Thursday - Afternoon
Fortunately, my Thursday 1PM game had 5 people pre-register for it so I knew it was going to go off. This was an End of the World Zombie Apocalypse game. If you are not familiar with it, this is a rules-light RPG where you play yourself in an apocalyptic scenario. In this case, it was a zombie apocalypse that I made up. I will be putting the setting out in the next few weeks for all to use if they so desire.
This game went off amazingly. One of the key aspects of this game is you get to play yourself, and the only items you have are the ones that you have on you at that second. As you can imagine, at a convention this could go horribly wrong; fortunately, it was spectacular.
We started by creating characters.
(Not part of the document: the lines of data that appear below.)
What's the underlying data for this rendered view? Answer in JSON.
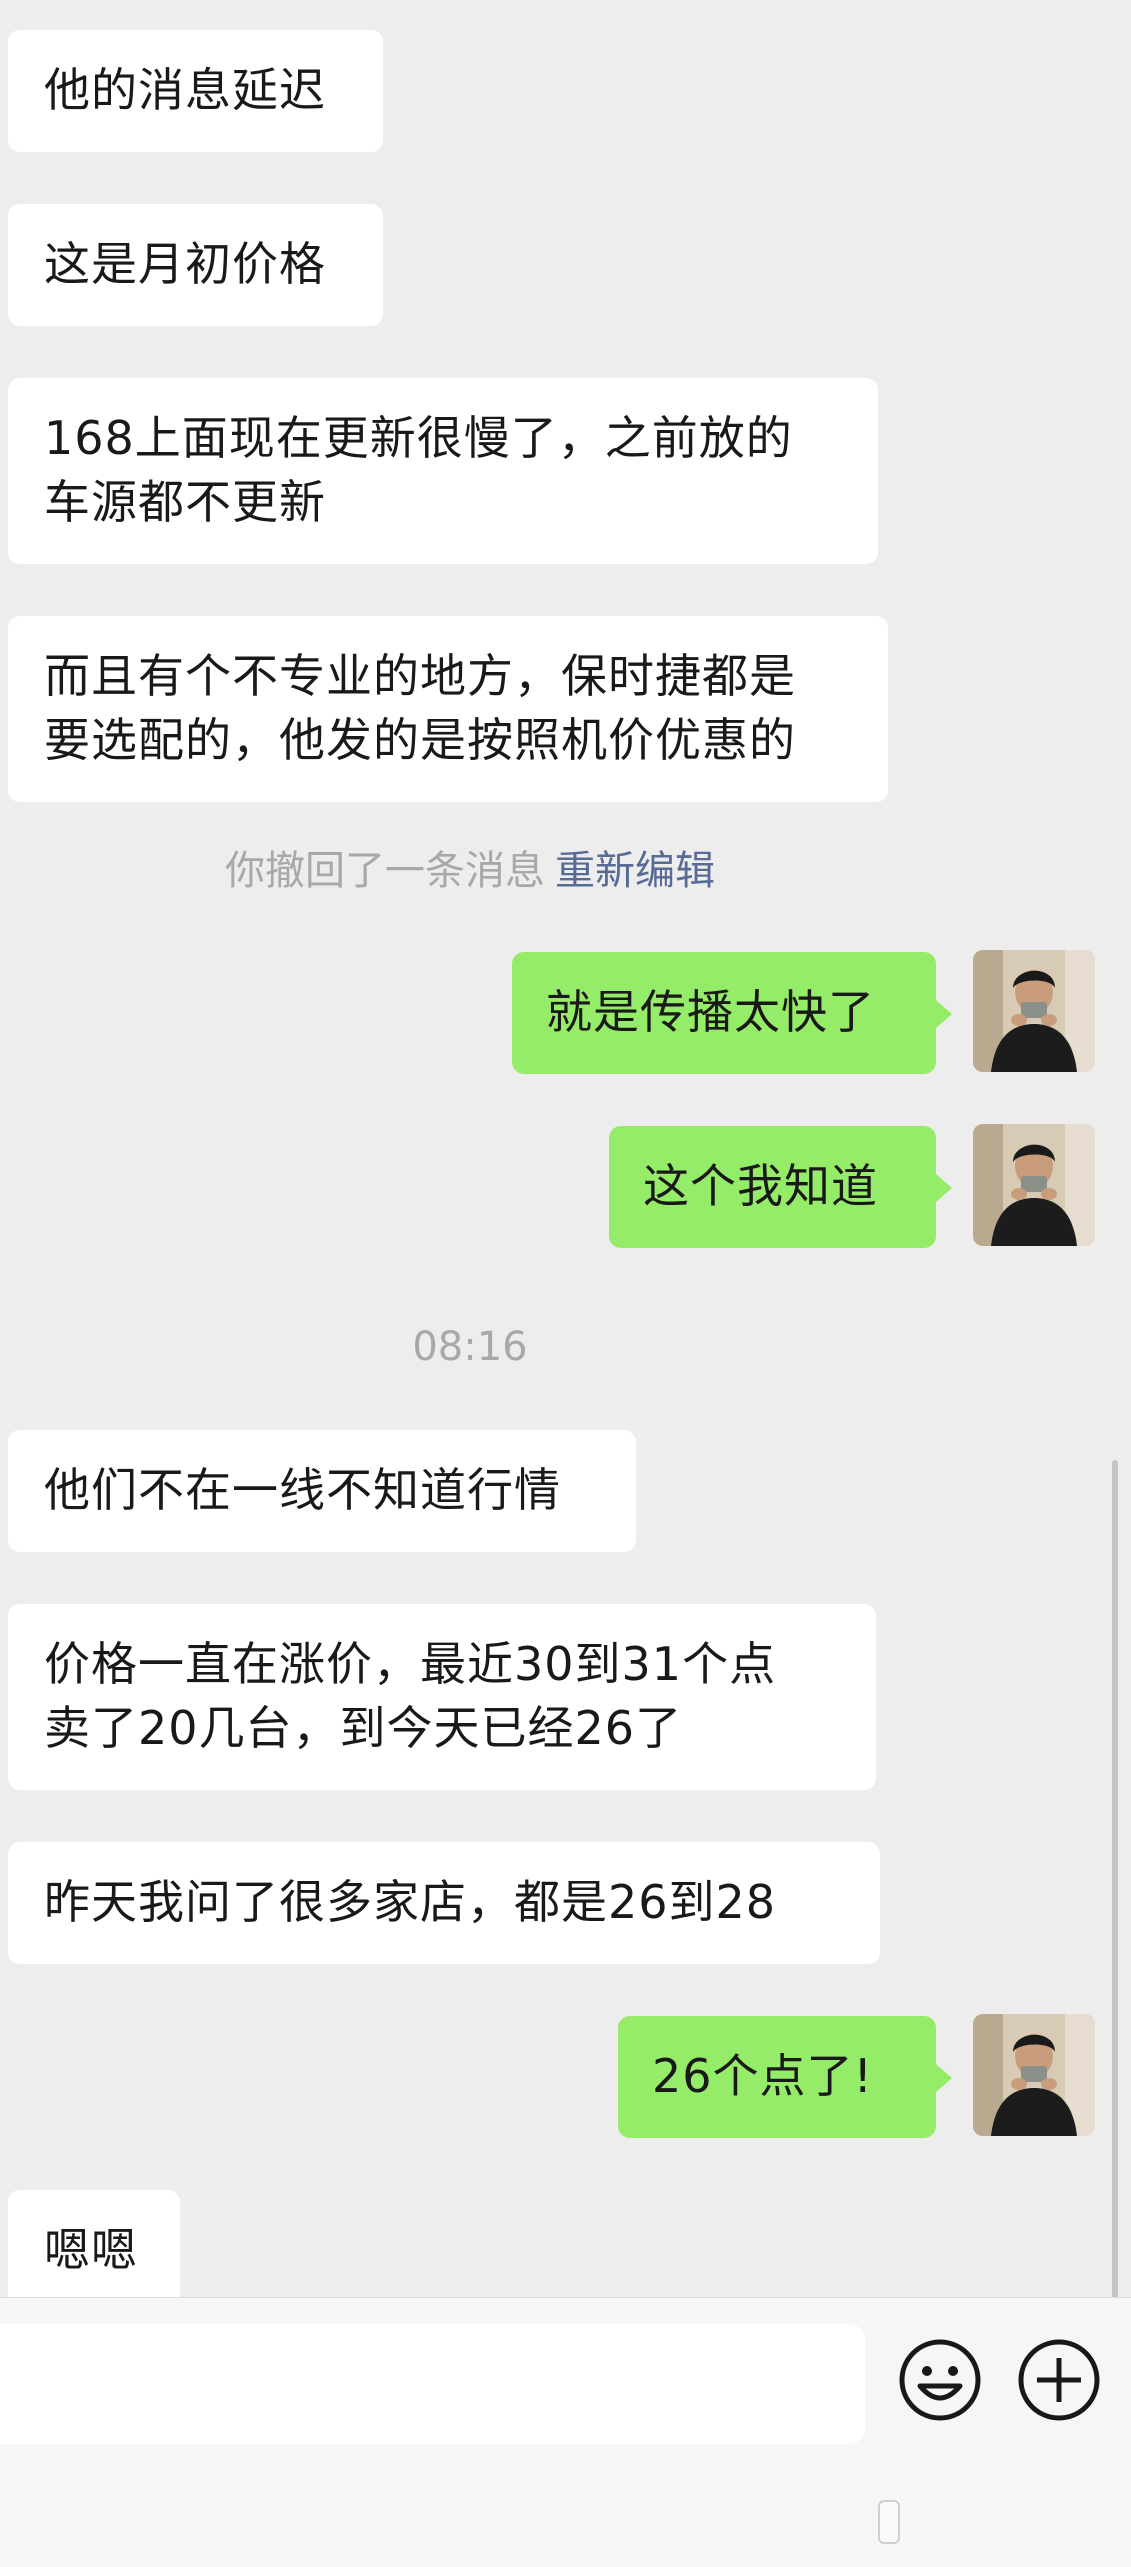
{
  "messages": {
    "m1": "他的消息延迟",
    "m2": "这是月初价格",
    "m3": "168上面现在更新很慢了，之前放的\n车源都不更新",
    "m4": "而且有个不专业的地方，保时捷都是\n要选配的，他发的是按照机价优惠的",
    "m5": "就是传播太快了",
    "m6": "这个我知道",
    "m7": "他们不在一线不知道行情",
    "m8": "价格一直在涨价，最近30到31个点\n卖了20几台，到今天已经26了",
    "m9": "昨天我问了很多家店，都是26到28",
    "m10": "26个点了!",
    "m11": "嗯嗯"
  },
  "system": {
    "recall_text": "你撤回了一条消息",
    "reedit_link": "重新编辑",
    "timestamp": "08:16"
  },
  "input_bar": {
    "emoji_icon": "emoji-icon",
    "plus_icon": "plus-icon"
  },
  "colors": {
    "background": "#ededed",
    "incoming_bubble": "#ffffff",
    "outgoing_bubble": "#95ec69",
    "link": "#576b95",
    "system_text": "#a8a8a8"
  }
}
I used a shortened method, so the entire process took about 30 minutes (including a rules explanation). After that I explained they were at Origins playing a game I was running when a scream was heard in the hallway. Soon, they the zombies were upon them and they were in survival mode.
For a game that relies upon the players playing themselves, which can go horribly wrong with the wrong group, the game went extremely well. The PCs worked together as a team even though most of them didn't know each other, and made imaginative use of the skills and equipment they could find. Fortunately for them, one of the players worked in the building next door (she showed me her key card), and by the end of the session they were safely on the roof awaiting rescue.
I have to say I love End of the World. The system is simple and doesn't get in the way of story telling. As a GM, I definitely could have done more to make the game more exciting and play to the system's strengths (e.g. diverse encounters, harder combat). However, the players said they had a blast which is all that counts.
Thursday - Evening
My last game was scheduled for Thursday evening and almost didn't go off. This was my personal favorite Call of Cthulhu scenario, Crack'd and Crook'd Manse. I had 2 registered players who showed up and absorbed 2 others from another game that couldn't run with that few players. Four PCs is my sweet spot, so off we were!
In my opinion, this is one of the best "non-haunted house" haunted house crawls there is. The horror slowly creeps up on the PCs, eating away at their sanity, until the big reveal happens and the PCs are forced to hope for the best. Survival in this scenario is unlikely, although those that do survive, do so by the skin of their teeth (the best way in this game).
I had a 50% survival rate here, and probably the best two deaths I've had in a while for a Call of Cthulhu game. The first death occurred for an insane former Navy sailor who thought he saw a shipmate drowning in the sea, so he dove in to save him. His last thoughts were the realization that his "shipmate" was the corpse of the house's owner and he had just dove into the big bad.
The second was of a folklorist who, after escaping the house, watched her two fellow investigators tear off down the road in their car, leaving her to be horribly killed from the inside out. (I'm keeping these descriptions somewhat vague so as not to spoil anything.)
Needless to say, everyone was happy.
My experience as a GM this year at Origins was a hundreds of times better than last year. While the room we got was small and stuffy, the players and the fun made up for it.
Unfortunately, my fellow GMs and I in the shoggoth.net group have been seeing a decline in the number of players in our Call of Cthulhu games this year. Wednesday and Thursday only saw about 1/3 of our games run due to lack of players. Friday, Saturday and Sunday raised that amount, but there were still some cancelled games. Rogue Cthulhu, another group at Origins, had more games run but said they saw some cancellations as well. I'm not sure if this means that interest in the game is waning, or there were other factors at work.
I think this does mean, however, that if I do GM again at Origins (next year's attendance is questionable for me due to scheduling), I will diversify the games I run. There are a lot of great RPGs out there that don't get a lot of play time at cons, some of which I actually know how to run.
In the end, my players and I enjoyed ourselves in the games I ran. Thats what I go to Origins for, so as a GM I'm calling this one a success.